Originalarbeit lizenziert unter CC BY 4.0 (http://creativecommons.org/licenses/by/4.0/). Dies ist eine KI-generierte Erklärung des untenstehenden Papers. Sie wurde nicht von den Autoren verfasst oder gebilligt. Für technische Genauigkeit konsultieren Sie das Originalpaper. Vollständigen Haftungsausschluss lesen

Stellen Sie sich vor, Sie haben einen superintelligenten Roboter-Assistenten, dessen Aufgabe es ist, kaputten Code zu reparieren oder mathematische Rätsel zu lösen. Im Moment gibt es in der Tech-Welt eine riesige Debatte darüber, wie dieser Roboter mit dem Computer kommunizieren sollte, um seine Arbeit zu erledigen.

Einige sagen: „Gib ihm einen vollständigen Werkzeugkasten mit Spezialknöpfen für jede Aufgabe!“ (Wie eine schicke IDE).
Andere sagen: „Gib ihm einfach eine Kommandozeile und lass ihn Shell-Befehle eintippen!“ (Wie ein Hacker in einem Film).
Eine dritte Gruppe sagt: „Nee! Lass den Roboter einfach ein Python-Skript schreiben und es alles auf einmal ausführen!“ (Der execute_code-Ansatz).

Dieses Paper ist wie ein riesiger, fairer Schiedsrichter, der ein Rennen organisiert, um zu sehen, welche Methode tatsächlich Geld spart und die Arbeit erledigt. Sie haben nicht nur geraten; sie haben exakt denselben Roboter (zwei verschiedene Modelle: Claude und Codex) auf exakt densamen Aufgaben laufen lassen, aber dabei nur die Werkzeuge geändert, die ihm zur Verfügung standen.

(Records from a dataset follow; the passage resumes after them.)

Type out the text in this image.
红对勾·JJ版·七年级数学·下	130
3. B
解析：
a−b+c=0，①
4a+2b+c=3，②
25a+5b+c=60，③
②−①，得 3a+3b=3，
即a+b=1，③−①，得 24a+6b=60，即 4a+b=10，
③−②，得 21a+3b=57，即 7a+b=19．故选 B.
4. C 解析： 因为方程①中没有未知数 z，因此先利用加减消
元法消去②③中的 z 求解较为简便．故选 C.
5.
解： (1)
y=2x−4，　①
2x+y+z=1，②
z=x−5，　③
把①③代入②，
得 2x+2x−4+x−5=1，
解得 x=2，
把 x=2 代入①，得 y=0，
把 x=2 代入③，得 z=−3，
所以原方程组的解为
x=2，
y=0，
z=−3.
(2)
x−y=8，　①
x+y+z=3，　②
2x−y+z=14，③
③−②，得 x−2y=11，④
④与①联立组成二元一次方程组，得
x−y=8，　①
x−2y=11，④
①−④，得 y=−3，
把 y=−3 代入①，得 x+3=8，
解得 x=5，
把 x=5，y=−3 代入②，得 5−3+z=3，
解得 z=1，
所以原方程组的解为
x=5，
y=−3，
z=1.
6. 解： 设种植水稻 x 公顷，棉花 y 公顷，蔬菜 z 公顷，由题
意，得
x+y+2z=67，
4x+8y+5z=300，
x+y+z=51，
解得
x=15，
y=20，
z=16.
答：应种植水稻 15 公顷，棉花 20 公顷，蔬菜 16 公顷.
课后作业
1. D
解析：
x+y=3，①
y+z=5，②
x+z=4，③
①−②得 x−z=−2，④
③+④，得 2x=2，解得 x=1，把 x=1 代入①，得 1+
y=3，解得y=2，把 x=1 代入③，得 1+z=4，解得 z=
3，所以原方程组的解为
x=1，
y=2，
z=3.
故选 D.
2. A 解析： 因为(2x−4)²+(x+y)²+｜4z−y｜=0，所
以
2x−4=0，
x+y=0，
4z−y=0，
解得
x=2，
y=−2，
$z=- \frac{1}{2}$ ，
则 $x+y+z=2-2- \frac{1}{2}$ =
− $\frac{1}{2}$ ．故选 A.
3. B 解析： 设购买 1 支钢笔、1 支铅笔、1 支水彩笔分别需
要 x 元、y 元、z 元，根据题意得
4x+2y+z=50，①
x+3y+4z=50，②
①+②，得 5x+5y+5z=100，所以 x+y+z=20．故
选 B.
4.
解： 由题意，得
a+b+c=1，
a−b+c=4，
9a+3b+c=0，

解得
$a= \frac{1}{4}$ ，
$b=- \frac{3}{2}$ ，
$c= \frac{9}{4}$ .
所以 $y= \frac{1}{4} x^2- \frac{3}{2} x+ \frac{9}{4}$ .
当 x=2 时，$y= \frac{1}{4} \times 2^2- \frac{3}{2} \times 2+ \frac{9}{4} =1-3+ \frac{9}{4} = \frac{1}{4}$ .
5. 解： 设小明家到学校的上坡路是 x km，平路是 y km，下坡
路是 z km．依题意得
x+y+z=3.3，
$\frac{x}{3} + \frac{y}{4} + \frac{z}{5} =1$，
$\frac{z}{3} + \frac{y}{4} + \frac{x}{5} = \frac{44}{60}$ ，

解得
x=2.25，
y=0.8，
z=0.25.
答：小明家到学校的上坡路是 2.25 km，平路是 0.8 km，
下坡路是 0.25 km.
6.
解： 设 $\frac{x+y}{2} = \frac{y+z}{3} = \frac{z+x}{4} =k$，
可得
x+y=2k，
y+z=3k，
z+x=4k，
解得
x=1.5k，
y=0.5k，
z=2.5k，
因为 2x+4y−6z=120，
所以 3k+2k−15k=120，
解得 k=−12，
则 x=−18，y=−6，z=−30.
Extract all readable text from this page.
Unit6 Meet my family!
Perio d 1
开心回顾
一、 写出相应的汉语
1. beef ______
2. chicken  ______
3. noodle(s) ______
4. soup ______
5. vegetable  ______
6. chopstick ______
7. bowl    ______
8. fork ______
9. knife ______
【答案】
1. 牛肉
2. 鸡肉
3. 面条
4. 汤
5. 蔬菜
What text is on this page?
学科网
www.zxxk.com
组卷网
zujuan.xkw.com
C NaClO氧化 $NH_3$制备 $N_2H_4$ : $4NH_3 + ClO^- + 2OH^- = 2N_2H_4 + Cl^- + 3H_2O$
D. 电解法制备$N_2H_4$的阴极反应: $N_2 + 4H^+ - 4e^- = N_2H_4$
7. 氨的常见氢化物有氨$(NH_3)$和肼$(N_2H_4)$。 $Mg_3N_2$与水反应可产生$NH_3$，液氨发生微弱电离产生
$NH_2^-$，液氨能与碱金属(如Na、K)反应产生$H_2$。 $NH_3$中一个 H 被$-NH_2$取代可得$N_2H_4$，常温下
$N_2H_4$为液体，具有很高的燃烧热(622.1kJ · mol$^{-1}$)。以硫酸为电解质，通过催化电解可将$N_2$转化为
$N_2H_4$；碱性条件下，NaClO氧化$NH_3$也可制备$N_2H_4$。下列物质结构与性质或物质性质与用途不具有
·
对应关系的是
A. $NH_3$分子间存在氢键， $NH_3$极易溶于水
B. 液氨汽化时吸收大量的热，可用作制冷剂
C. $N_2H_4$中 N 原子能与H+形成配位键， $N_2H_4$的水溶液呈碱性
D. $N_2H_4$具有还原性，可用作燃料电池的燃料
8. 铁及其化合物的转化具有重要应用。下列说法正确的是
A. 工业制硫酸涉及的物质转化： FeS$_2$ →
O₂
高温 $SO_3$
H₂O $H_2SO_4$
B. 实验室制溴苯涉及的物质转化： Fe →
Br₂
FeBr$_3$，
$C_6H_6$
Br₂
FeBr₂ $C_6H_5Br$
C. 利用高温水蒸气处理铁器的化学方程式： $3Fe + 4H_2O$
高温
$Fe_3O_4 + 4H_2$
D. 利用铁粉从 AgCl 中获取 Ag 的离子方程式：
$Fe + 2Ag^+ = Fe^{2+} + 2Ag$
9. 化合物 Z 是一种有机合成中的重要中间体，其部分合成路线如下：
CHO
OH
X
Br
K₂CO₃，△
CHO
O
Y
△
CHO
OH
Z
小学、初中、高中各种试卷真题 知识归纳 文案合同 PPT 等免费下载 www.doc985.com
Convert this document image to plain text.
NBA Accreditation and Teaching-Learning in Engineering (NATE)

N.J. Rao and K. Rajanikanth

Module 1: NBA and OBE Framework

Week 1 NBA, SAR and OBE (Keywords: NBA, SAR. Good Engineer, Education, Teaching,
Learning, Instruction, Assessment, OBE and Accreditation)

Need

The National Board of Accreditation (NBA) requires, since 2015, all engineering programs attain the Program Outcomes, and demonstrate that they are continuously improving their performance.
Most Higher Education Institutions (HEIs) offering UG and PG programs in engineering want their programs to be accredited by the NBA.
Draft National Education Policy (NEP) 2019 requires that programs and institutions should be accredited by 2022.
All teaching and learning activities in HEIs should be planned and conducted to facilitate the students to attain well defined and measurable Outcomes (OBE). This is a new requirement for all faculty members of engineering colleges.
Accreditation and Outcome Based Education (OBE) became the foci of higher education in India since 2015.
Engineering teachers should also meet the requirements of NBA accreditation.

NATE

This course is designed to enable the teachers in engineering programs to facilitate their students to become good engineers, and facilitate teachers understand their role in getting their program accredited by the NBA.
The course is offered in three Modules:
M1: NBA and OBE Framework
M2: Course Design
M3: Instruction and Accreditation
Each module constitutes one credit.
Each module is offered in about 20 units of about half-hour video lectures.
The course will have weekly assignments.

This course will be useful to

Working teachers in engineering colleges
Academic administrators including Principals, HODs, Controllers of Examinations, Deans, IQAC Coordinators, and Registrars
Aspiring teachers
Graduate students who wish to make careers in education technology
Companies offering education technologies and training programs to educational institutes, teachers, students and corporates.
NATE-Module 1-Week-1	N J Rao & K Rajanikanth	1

Hier ist das, was sie herausgefunden haben, aufgeschlüsselt in einfachen Geschichten.

Die Hauptentdeckung: Es kommt auf den Roboter und den Job an

Die größte Überraschung? Es gibt nicht das eine „beste“ Werkzeug. Der Gewinner ändert sich, je nachdem, wer der Roboter ist und was er tut.

Denken Sie an Folgendes:

  • Der „Mathematik-Rätsel“-Job (Artifact-Aufgaben): Wenn der Roboter Berechnungen oder Datenverarbeitung durchführt, ist die Methode „ein Skript schreiben und ausführen“ (code_only) der klare Gewinner. Es ist, als würde man einen Koch engagieren, der einfach ein perfektes Rezept schreibt und die ganze Mahlzeit in einem Rutsch kocht.

    • Für den Claude-Roboter sparte diese Methode 24,6 % an Kosten.
    • Für den Codex-Roboter sparte er etwa 6,7 % (obwohl das Paper anmerkt, dass dieses Ergebnis etwas unsicher ist, wie ein Münzwurf).
    • Urteil: Für Mathe und Daten ist die Skript-Methode günstiger und genauso gut darin, das Problem zu lösen.
  • Der „Aufräumen eines unordentlichen Codebases“-Job (SWE-bench-Aufgaben): Hier wird es knifflig. Diese Aufgaben beinhalten das Bearbeiten vieler Dateien in einem komplexen Projekt.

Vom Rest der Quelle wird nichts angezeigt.